24th World Conference
Techno-transformative Imagination. A transdisciplinary Review
What could be the role of techno-transformative imagination in shaping transformations towards alternative, sustainable, and responsible futures? In which way is it involved in future-oriented and transformative design disciplines, such as transition design, experiential futures, speculative design, and design fiction?
Techno-transformative imagination can be defined as “the perceptual, recollective, generative, situated and performative process and mindset, enhanced by technology, which generate the conditions to shape radical change towards alternative, sustainable, and just futures”.

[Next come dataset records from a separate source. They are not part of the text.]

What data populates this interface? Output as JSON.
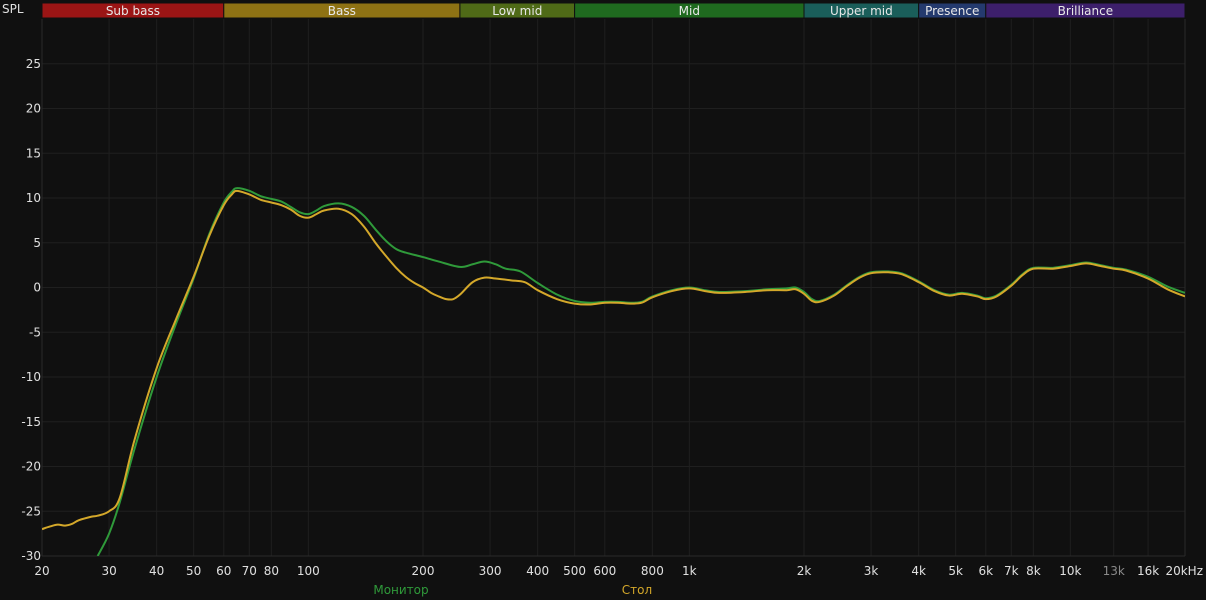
{
  "chart_data": {
    "type": "line",
    "ylabel": "SPL",
    "xlabel": "",
    "x_scale": "log",
    "xlim": [
      20,
      20000
    ],
    "ylim": [
      -30,
      30
    ],
    "grid": true,
    "x_ticks": [
      {
        "value": 20,
        "label": "20"
      },
      {
        "value": 30,
        "label": "30"
      },
      {
        "value": 40,
        "label": "40"
      },
      {
        "value": 50,
        "label": "50"
      },
      {
        "value": 60,
        "label": "60"
      },
      {
        "value": 70,
        "label": "70"
      },
      {
        "value": 80,
        "label": "80"
      },
      {
        "value": 100,
        "label": "100"
      },
      {
        "value": 200,
        "label": "200"
      },
      {
        "value": 300,
        "label": "300"
      },
      {
        "value": 400,
        "label": "400"
      },
      {
        "value": 500,
        "label": "500"
      },
      {
        "value": 600,
        "label": "600"
      },
      {
        "value": 800,
        "label": "800"
      },
      {
        "value": 1000,
        "label": "1k"
      },
      {
        "value": 2000,
        "label": "2k"
      },
      {
        "value": 3000,
        "label": "3k"
      },
      {
        "value": 4000,
        "label": "4k"
      },
      {
        "value": 5000,
        "label": "5k"
      },
      {
        "value": 6000,
        "label": "6k"
      },
      {
        "value": 7000,
        "label": "7k"
      },
      {
        "value": 8000,
        "label": "8k"
      },
      {
        "value": 10000,
        "label": "10k"
      },
      {
        "value": 13000,
        "label": "13k",
        "dim": true
      },
      {
        "value": 16000,
        "label": "16k"
      },
      {
        "value": 20000,
        "label": "20kHz"
      }
    ],
    "y_ticks": [
      25,
      20,
      15,
      10,
      5,
      0,
      -5,
      -10,
      -15,
      -20,
      -25,
      -30
    ],
    "bands": [
      {
        "name": "Sub bass",
        "from": 20,
        "to": 60,
        "color": "#9b1515"
      },
      {
        "name": "Bass",
        "from": 60,
        "to": 250,
        "color": "#8e7214"
      },
      {
        "name": "Low mid",
        "from": 250,
        "to": 500,
        "color": "#4f6a17"
      },
      {
        "name": "Mid",
        "from": 500,
        "to": 2000,
        "color": "#1f6a1f"
      },
      {
        "name": "Upper mid",
        "from": 2000,
        "to": 4000,
        "color": "#1a5e5a"
      },
      {
        "name": "Presence",
        "from": 4000,
        "to": 6000,
        "color": "#243a6e"
      },
      {
        "name": "Brilliance",
        "from": 6000,
        "to": 20000,
        "color": "#3d1f6b"
      }
    ],
    "series": [
      {
        "name": "Монитор",
        "color": "#2f9a3a",
        "points": [
          [
            28,
            -30
          ],
          [
            30,
            -27.5
          ],
          [
            32,
            -24
          ],
          [
            35,
            -18
          ],
          [
            40,
            -10
          ],
          [
            45,
            -4
          ],
          [
            50,
            1
          ],
          [
            55,
            6
          ],
          [
            60,
            9.5
          ],
          [
            63,
            10.7
          ],
          [
            65,
            11.1
          ],
          [
            70,
            10.8
          ],
          [
            75,
            10.2
          ],
          [
            80,
            9.9
          ],
          [
            85,
            9.6
          ],
          [
            90,
            9
          ],
          [
            95,
            8.4
          ],
          [
            100,
            8.2
          ],
          [
            105,
            8.6
          ],
          [
            110,
            9.1
          ],
          [
            120,
            9.4
          ],
          [
            130,
            9
          ],
          [
            140,
            8
          ],
          [
            150,
            6.5
          ],
          [
            160,
            5.2
          ],
          [
            170,
            4.3
          ],
          [
            180,
            3.9
          ],
          [
            200,
            3.4
          ],
          [
            220,
            2.9
          ],
          [
            250,
            2.3
          ],
          [
            270,
            2.6
          ],
          [
            290,
            2.9
          ],
          [
            310,
            2.6
          ],
          [
            330,
            2.1
          ],
          [
            360,
            1.8
          ],
          [
            400,
            0.5
          ],
          [
            450,
            -0.8
          ],
          [
            500,
            -1.5
          ],
          [
            550,
            -1.7
          ],
          [
            600,
            -1.6
          ],
          [
            650,
            -1.6
          ],
          [
            700,
            -1.7
          ],
          [
            750,
            -1.6
          ],
          [
            800,
            -1
          ],
          [
            900,
            -0.3
          ],
          [
            1000,
            0
          ],
          [
            1100,
            -0.3
          ],
          [
            1200,
            -0.5
          ],
          [
            1400,
            -0.4
          ],
          [
            1600,
            -0.2
          ],
          [
            1800,
            -0.1
          ],
          [
            1900,
            0
          ],
          [
            2000,
            -0.5
          ],
          [
            2100,
            -1.3
          ],
          [
            2200,
            -1.5
          ],
          [
            2400,
            -0.8
          ],
          [
            2600,
            0.3
          ],
          [
            2800,
            1.2
          ],
          [
            3000,
            1.7
          ],
          [
            3300,
            1.8
          ],
          [
            3600,
            1.6
          ],
          [
            4000,
            0.7
          ],
          [
            4400,
            -0.3
          ],
          [
            4800,
            -0.8
          ],
          [
            5200,
            -0.6
          ],
          [
            5700,
            -0.9
          ],
          [
            6000,
            -1.2
          ],
          [
            6400,
            -0.9
          ],
          [
            7000,
            0.3
          ],
          [
            7500,
            1.5
          ],
          [
            8000,
            2.2
          ],
          [
            9000,
            2.2
          ],
          [
            10000,
            2.5
          ],
          [
            11000,
            2.8
          ],
          [
            12000,
            2.5
          ],
          [
            13000,
            2.2
          ],
          [
            14000,
            2
          ],
          [
            16000,
            1.2
          ],
          [
            18000,
            0.1
          ],
          [
            20000,
            -0.6
          ]
        ]
      },
      {
        "name": "Стол",
        "color": "#d4a82a",
        "points": [
          [
            20,
            -27
          ],
          [
            21,
            -26.7
          ],
          [
            22,
            -26.5
          ],
          [
            23,
            -26.6
          ],
          [
            24,
            -26.4
          ],
          [
            25,
            -26
          ],
          [
            27,
            -25.6
          ],
          [
            28,
            -25.5
          ],
          [
            30,
            -25
          ],
          [
            32,
            -23.5
          ],
          [
            35,
            -17
          ],
          [
            40,
            -9
          ],
          [
            45,
            -3.5
          ],
          [
            50,
            1.2
          ],
          [
            55,
            5.8
          ],
          [
            60,
            9.2
          ],
          [
            63,
            10.4
          ],
          [
            65,
            10.8
          ],
          [
            70,
            10.4
          ],
          [
            75,
            9.8
          ],
          [
            80,
            9.5
          ],
          [
            85,
            9.2
          ],
          [
            90,
            8.7
          ],
          [
            95,
            8
          ],
          [
            100,
            7.8
          ],
          [
            105,
            8.2
          ],
          [
            110,
            8.6
          ],
          [
            120,
            8.8
          ],
          [
            130,
            8.2
          ],
          [
            140,
            6.8
          ],
          [
            150,
            5
          ],
          [
            160,
            3.5
          ],
          [
            170,
            2.2
          ],
          [
            180,
            1.2
          ],
          [
            190,
            0.5
          ],
          [
            200,
            0
          ],
          [
            210,
            -0.6
          ],
          [
            220,
            -1
          ],
          [
            230,
            -1.3
          ],
          [
            240,
            -1.3
          ],
          [
            250,
            -0.8
          ],
          [
            270,
            0.6
          ],
          [
            290,
            1.1
          ],
          [
            310,
            1
          ],
          [
            340,
            0.8
          ],
          [
            370,
            0.6
          ],
          [
            400,
            -0.3
          ],
          [
            450,
            -1.3
          ],
          [
            500,
            -1.8
          ],
          [
            550,
            -1.9
          ],
          [
            600,
            -1.7
          ],
          [
            650,
            -1.7
          ],
          [
            700,
            -1.8
          ],
          [
            750,
            -1.7
          ],
          [
            800,
            -1.1
          ],
          [
            900,
            -0.4
          ],
          [
            1000,
            -0.1
          ],
          [
            1100,
            -0.4
          ],
          [
            1200,
            -0.6
          ],
          [
            1400,
            -0.5
          ],
          [
            1600,
            -0.3
          ],
          [
            1800,
            -0.3
          ],
          [
            1900,
            -0.2
          ],
          [
            2000,
            -0.7
          ],
          [
            2100,
            -1.5
          ],
          [
            2200,
            -1.6
          ],
          [
            2400,
            -0.9
          ],
          [
            2600,
            0.2
          ],
          [
            2800,
            1.1
          ],
          [
            3000,
            1.6
          ],
          [
            3300,
            1.7
          ],
          [
            3600,
            1.5
          ],
          [
            4000,
            0.6
          ],
          [
            4400,
            -0.4
          ],
          [
            4800,
            -0.9
          ],
          [
            5200,
            -0.7
          ],
          [
            5700,
            -1
          ],
          [
            6000,
            -1.3
          ],
          [
            6400,
            -1
          ],
          [
            7000,
            0.2
          ],
          [
            7500,
            1.4
          ],
          [
            8000,
            2.1
          ],
          [
            9000,
            2.1
          ],
          [
            10000,
            2.4
          ],
          [
            11000,
            2.7
          ],
          [
            12000,
            2.4
          ],
          [
            13000,
            2.1
          ],
          [
            14000,
            1.9
          ],
          [
            16000,
            1
          ],
          [
            18000,
            -0.2
          ],
          [
            20000,
            -1
          ]
        ]
      }
    ]
  }
}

This definition has been developed from several disciplines: cognitive psychology defines imagination as the production of ideas and images through the combination of fragments of previous experiences into new syntheses (APA Dictionary of Psychology).
In philosophy, imagination is recognized as a speculative mental state which allows us to consider situations apart from here and now (Routledge Encyclopedia of Philosophy); again, neuroscience frames imagination in five different clusters: perceptual, recollective, generative, and phenomenological imagination, and altered states of mind (Abraham, 2016).
Within social sciences imagination is considered as the cognitive, situated, and performative process that generates a shared cognition and perception about the past and the present, and visions of possible future states (Moore & Milkoreit, 2020), while sustainable science defines it as new ways of perceiving, sensing, and thinking, that can shape fundamental changes towards sustainability (Galafassi, 2018).
Finally, philosophy of technology refers to imagination as the mindset which enhances people to think with technology, to transform the unknown into possibilities (Balsamo, 2011).
The overall aim of the research is to bridge the imaginative (Angheloiu, 2017, 2018, 2019, 2020) and experiential gaps (Candy, 2010, 2017, 2019) identified.